We spread his notes out between us, paper brushing paper, his handwriting cramped and uneven like he writes too fast for his thoughts. I point things out slowly, deliberately, letting my finger hover just above the page before touching down. Every time our hands come close, his breathing changes. He tries to hide it. He’s terrible at that.
“Here,” I murmur, leaning in so my shoulder brushes his. “This part, you’re overthinking it.”
He nods, swallowing. “I do that.”
“I’ve noticed.”
He glances at me then, sharp and uncertain, like he’s trying to figure out if that was about the class or something else. I let the moment stretch just long enough to make him uncomfortable before looking back at the notes.
I guide him through the problem step by step, my voice low, steady. I don’t rush. I don’t rescue him outright. I let him struggle, just enough, because struggle teaches dependency faster than help ever could. When he finally gets it, his relief is palpable.
“Oh,” he breathes. “That makes sense.”
“It usually does,” I say. “Once someone shows you where to look.”
He laughs softly, embarrassed, rubbing the back of his neck. The sound does something sharp and satisfying to me. I like this version of him, unguarded, slightly flustered, open in ways he doesn’t realize yet. I shift closer under the pretense of pointing something out again, my knee brushing his this time. He doesn’t pull away immediately.
Progress.
Hours pass like this, measured in scribbled notes and half whispered explanations. The library thins out as evening settles in, the light outside the windows fading from gold to blue. At some point, Micah stops checking the time. At some point, he stops flinching every time I move.
“Thanks,” he says eventually, leaning back in his chair. “I didn’t think I’d get any of this.”

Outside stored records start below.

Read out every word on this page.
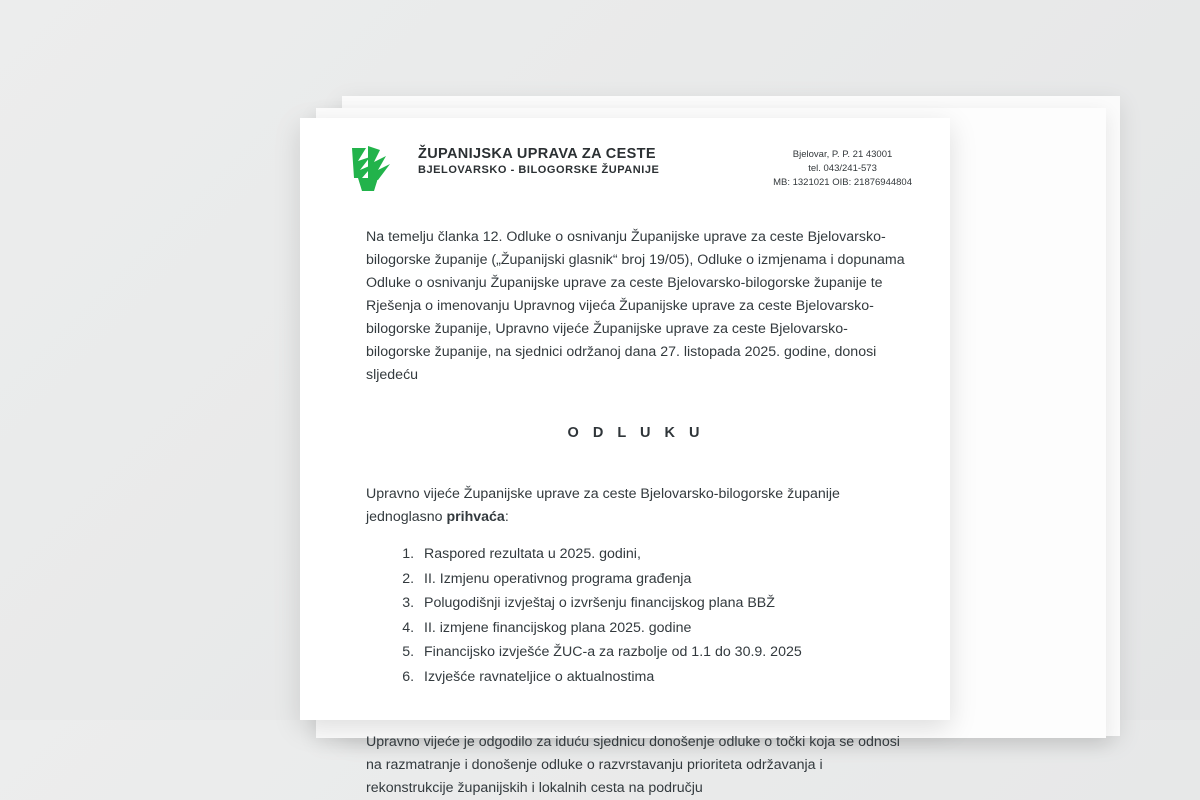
ŽUPANIJSKA UPRAVA ZA CESTE
BJELOVARSKO - BILOGORSKE ŽUPANIJE
Bjelovar, P. P. 21 43001
tel. 043/241-573
MB: 1321021 OIB: 21876944804

Na temelju članka 12. Odluke o osnivanju Županijske uprave za ceste Bjelovarsko-bilogorske županije („Županijski glasnik“ broj 19/05), Odluke o izmjenama i dopunama Odluke o osnivanju Županijske uprave za ceste Bjelovarsko-bilogorske županije te Rješenja o imenovanju Upravnog vijeća Županijske uprave za ceste Bjelovarsko-bilogorske županije, Upravno vijeće Županijske uprave za ceste Bjelovarsko-bilogorske županije, na sjednici održanoj dana 27. listopada 2025. godine, donosi sljedeću

O D L U K U

Upravno vijeće Županijske uprave za ceste Bjelovarsko-bilogorske županije jednoglasno prihvaća:

1. Raspored rezultata u 2025. godini,
2. II. Izmjenu operativnog programa građenja
3. Polugodišnji izvještaj o izvršenju financijskog plana BBŽ
4. II. izmjene financijskog plana 2025. godine
5. Financijsko izvješće ŽUC-a za razbolje od 1.1 do 30.9. 2025
6. Izvješće ravnateljice o aktualnostima

Upravno vijeće je odgodilo za iduću sjednicu donošenje odluke o točki koja se odnosi na razmatranje i donošenje odluke o razvrstavanju prioriteta održavanja i rekonstrukcije županijskih i lokalnih cesta na području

“You just needed context,” I reply. “You always do.”
That makes him pause. “You say that like you know me.”
I meet his gaze then, really meet it. His eyes are warm brown, darker in low light, searching and wary all at once. I let my expression soften, just a little.
“I’m your captain,” I say. “It’s my job to know my players.”
It’s true. Just not in the way he thinks.
We pack up slowly, neither of us eager to break the bubble. When we stand, the space feels even tighter, his shoulder nearly brushing my chest. He smells like detergent and something faintly sweet, and I have to remind myself to breathe normally.
Outside, the night air is cool, quiet. Campus lights glow like a constellation we’re walking through alone. He hugs his jacket closer, and without thinking without asking, I drape my hoodie over his shoulders.
He startles. “Dante...”
“It’s cold,” I say simply. “You can give it back later.”
He hesitates, then nods, pulling it on. It looks better on him than it ever has on me. The sight settles something deep in my chest.
We walk back to the suite together, footsteps in sync. He talks about his old school, just a little, careful not to say too much. I listen, filing away every detail, every crack in the story. When we reach the door, he pauses, fingers lingering on the handle.
“Today helped,” he says quietly. “More than you know.”
I incline my head. “Anytime.”
Inside, the suite feels smaller than usual. He retreats to his room, my hoodie still around his shoulders. I watch the door close, then lean back against the counter, letting the silence settle.
Everything is unfolding exactly as it should.
He trusts me more now. Not completely. Not yet. But enough to let me close, enough to stop running every time our paths cross. Enough to sit beside me in a quiet room and let me guide his hands, his thoughts, his focus.
I picture him in his room, my hoodie hanging loose on his frame, my scent clinging to him whether he wants it to or not. I picture the way his pulse jumped when our knees touched, the way his voice softened when he stopped guarding every word.
I smile to myself, slow and satisfied.
He’s mine already, whether he knows it or not.